Papapetros Vaggelis wrote:$\displaystyle{2)}$ Calculate the integral $\displaystyle{J=\int_{-\infty}^{\infty}\dfrac{\sin\,2\,x}{x^2-2\,x+5}\,\mathrm{d}x}$ .
Similarly we are applying contour integration over a semicircle contour on the upper half plane with radius $R$.
The function $\displaystyle f(z)=\frac{e^{2iz}}{z^2-2z+5}$ has two simple poles , but only one of them is encircled in the contour.
The residue at that pole is:
$$\mathfrak{Res}\left ( f;1+2i \right )=\lim_{z\rightarrow z_1}\left ( z-z_1 \right )f(z)=\cdots=\frac{\sin 2}{4e^4}-\frac{i}{4e^4}$$

The contour integral is equal to:
$$\oint_{\gamma}f(z)\,dz=2\pi i \mathfrak{Res}\left ( 1+2i \right )=2\pi i \left ( \frac{\sin 2}{4e^4}-\frac{i}{4e^4} \right )$$

Expanding the contour we have that:
$$\oint_{\gamma}f(z)\,dz=\int_{-R}^{R}+\int_{{\rm arc}}$$
Letting $R \rightarrow +\infty$ that arc integral goes to zero.
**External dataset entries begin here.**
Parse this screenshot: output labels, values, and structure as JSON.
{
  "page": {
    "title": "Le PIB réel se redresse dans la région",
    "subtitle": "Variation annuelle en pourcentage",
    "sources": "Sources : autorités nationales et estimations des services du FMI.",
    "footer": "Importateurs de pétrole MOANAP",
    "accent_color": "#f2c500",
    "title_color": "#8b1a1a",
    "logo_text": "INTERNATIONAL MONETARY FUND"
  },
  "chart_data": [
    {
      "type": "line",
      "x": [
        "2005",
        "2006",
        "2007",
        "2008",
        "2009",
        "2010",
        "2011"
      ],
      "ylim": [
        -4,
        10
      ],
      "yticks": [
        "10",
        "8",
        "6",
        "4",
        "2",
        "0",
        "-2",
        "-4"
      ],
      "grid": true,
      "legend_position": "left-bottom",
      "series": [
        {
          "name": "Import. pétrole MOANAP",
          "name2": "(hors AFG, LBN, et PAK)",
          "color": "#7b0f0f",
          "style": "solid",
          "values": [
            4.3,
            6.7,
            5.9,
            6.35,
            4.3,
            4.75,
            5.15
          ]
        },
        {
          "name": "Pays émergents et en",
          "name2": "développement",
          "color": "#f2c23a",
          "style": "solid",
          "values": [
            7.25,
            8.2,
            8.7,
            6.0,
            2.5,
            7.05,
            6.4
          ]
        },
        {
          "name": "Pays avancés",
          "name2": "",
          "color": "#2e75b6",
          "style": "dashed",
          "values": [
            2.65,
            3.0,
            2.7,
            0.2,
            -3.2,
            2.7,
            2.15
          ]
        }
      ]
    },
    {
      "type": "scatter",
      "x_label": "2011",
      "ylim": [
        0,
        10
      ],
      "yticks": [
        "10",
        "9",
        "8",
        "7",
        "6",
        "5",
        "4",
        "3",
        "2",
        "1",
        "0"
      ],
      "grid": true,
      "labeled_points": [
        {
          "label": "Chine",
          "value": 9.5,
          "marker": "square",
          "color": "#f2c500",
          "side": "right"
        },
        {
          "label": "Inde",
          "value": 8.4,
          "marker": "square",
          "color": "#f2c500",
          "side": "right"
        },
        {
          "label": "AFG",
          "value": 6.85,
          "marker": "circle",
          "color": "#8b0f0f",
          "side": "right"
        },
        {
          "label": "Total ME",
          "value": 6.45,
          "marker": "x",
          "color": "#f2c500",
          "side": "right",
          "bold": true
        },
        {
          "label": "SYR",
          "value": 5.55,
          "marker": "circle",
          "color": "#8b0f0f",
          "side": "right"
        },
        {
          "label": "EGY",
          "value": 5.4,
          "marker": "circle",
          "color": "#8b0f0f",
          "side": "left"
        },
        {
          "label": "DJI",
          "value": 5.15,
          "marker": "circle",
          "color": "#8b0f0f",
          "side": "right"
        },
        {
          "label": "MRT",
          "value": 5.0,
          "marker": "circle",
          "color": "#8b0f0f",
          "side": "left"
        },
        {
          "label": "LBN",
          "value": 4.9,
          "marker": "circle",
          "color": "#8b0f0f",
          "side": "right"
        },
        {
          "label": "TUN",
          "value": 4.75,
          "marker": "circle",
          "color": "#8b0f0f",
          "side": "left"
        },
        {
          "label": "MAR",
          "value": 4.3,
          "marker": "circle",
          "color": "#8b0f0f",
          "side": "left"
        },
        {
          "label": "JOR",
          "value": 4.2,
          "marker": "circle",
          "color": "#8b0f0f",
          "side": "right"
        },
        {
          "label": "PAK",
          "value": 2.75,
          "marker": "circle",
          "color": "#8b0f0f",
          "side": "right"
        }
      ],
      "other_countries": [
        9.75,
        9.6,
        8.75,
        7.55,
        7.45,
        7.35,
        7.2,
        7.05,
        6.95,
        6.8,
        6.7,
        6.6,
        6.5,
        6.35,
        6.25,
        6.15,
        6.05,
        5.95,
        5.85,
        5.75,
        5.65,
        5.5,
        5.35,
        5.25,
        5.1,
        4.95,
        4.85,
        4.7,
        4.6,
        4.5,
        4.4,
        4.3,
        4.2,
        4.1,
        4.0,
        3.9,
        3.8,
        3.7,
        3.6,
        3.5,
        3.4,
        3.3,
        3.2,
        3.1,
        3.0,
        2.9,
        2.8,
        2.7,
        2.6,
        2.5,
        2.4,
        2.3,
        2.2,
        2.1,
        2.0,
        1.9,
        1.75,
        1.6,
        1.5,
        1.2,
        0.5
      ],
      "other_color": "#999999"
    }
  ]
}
So:
$$\int_{-\infty}^{\infty}\frac{\sin 2x}{x^2-2x+5}\,dx=\mathfrak{Im}\left ( \oint_{\gamma}f(z)\,dz \right )=\frac{\pi \sin 2}{2e^4}$$

Note: If we were to take the real part we would have taken the value of the integral: $\displaystyle \int_{-\infty}^{\infty}\frac{\cos 2x}{x^2-2x+5}\,dx$.
Imagination is much more important than knowledge.